The strange Orleans Recreation Department used to provide separate and unequal playgrounds for the city's children.
The strange Orleans Recreation Department used to provide separate and unequal playgrounds for the city's children. Before they became integrated in 1962 there were from one side of to the other 100 playgrounds for whites and les than 20 for Blacks. My family did not live near any of the Black playgrounds, and we were not allowed to locate foot in Bunny Friend Park, the whites-only playground forward Desire Street, in walking distance from our house.
devout Redeemer Church, our Black Catholic parish (located five white Catholic churches away from our neighborhood), was across the public way from Washington Square, another whites-only playground. It was a well-kept park with apportionments of trees, swings, a wading loch cement paths, and benches.

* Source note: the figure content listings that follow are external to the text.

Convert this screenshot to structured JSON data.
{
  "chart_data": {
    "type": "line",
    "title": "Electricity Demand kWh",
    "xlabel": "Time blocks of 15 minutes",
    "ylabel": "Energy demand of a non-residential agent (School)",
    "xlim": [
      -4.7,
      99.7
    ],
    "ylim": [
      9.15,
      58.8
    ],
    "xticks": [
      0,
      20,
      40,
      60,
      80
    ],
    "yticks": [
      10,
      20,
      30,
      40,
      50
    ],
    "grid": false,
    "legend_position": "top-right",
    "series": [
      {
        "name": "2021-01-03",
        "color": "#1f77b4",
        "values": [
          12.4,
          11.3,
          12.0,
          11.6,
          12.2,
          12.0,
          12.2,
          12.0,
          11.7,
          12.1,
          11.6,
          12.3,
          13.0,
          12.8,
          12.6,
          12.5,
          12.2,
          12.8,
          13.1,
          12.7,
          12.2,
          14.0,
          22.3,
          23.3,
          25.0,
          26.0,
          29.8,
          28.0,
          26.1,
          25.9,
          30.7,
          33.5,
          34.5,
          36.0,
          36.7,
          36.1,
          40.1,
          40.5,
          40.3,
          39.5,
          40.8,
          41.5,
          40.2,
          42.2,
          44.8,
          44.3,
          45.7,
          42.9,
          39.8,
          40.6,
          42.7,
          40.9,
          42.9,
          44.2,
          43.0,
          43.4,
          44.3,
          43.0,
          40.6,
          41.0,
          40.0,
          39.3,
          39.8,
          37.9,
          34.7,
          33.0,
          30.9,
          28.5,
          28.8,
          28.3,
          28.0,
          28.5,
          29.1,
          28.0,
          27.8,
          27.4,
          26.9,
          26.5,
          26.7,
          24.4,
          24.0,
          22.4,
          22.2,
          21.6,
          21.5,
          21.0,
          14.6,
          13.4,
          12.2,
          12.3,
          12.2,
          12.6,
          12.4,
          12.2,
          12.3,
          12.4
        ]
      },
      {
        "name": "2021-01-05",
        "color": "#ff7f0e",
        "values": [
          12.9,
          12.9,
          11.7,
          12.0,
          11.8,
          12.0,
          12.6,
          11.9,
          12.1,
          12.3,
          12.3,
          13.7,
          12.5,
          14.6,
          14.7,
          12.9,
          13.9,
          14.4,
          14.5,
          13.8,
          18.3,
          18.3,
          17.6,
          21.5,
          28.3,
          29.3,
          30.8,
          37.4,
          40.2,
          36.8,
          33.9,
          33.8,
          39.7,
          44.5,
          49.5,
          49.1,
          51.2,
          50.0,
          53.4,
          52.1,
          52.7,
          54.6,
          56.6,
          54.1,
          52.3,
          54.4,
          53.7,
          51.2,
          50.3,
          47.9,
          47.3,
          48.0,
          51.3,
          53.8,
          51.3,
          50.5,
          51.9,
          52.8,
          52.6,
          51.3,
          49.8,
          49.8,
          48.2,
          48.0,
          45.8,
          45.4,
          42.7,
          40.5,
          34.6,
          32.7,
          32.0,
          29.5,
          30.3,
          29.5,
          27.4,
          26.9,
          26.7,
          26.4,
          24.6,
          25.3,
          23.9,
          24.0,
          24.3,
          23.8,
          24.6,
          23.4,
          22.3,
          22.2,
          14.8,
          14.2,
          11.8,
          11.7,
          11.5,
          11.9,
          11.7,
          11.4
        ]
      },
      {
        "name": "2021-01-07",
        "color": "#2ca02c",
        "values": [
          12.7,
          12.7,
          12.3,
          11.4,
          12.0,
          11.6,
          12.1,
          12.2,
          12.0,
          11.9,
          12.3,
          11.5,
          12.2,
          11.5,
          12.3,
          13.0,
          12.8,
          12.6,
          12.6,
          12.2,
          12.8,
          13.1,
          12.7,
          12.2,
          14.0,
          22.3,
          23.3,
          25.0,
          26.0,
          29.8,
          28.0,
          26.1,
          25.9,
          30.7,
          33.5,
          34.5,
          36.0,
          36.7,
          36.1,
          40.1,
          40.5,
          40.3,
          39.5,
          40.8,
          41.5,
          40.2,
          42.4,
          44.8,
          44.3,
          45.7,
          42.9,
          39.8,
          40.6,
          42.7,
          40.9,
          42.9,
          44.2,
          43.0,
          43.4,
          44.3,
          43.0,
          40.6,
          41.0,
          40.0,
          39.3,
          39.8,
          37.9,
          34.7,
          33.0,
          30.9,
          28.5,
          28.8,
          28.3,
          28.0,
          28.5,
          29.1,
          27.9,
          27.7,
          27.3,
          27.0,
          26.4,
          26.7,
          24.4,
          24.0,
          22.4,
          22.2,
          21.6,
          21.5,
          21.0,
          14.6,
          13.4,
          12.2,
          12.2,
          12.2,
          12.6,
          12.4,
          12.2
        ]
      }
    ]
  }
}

Mama and I left meeting-house one Tuesday night after Novena and circumnavigated Washington Square to commit to memory to the Desire bus stop at the corner of Dauphine road and Elysian Fields Avenue. The buses were moderate at night. We knew we were in for a wait. We'd been standing at the bus stop for and nothing else a few minutes when my mother recommended I break the law. There was no undivided around. It was dark. The large, spreading live oaks in and around the park block uped out much of the highway light. We were standing just a not many feet away from the park entrance. "Go swing forward the swings until the bus comes" Mama said.
I was the happiest criminal in of the present day Orleans that night. I standarded every swing looking for the best fit, and pondering about the little white behinds that would sit in them the nearest day, behinds that would not ever suspect that their swings had been violated during the night. I pushed most distant with the stealth of a cat burglar, pointed my toes at the tree tops, and swung with the intensity of an Olympic athlete. I ignored the building fear of what would happen to Mama and me if we were caught.
She stood watch at the bus stop, occasionally glancing nonchalantly in my direction, on the other hand mostly trying to look natural, as if she were just another colored lady waiting for a bus in succession a dark corner.
This was my first criminal act in life. And Mama was my co-conspirator. What happens to a child whose mother advises sanctions, and acts as lookout for her have daughter's wanton criminal offense? I became a repeat criminal A habitual swing thief. I swung in succession the whites-only swings every Tuesday night for the nine weeks we attended Novena that year. I was at no time apprehended and I am reported to be still at large, hiding on the outside somewhere in New Orleans.
Brenda Dyer Quant is a of recent origin Orleans native and winner of a 1992 Louisiana State Fellowship in Literature.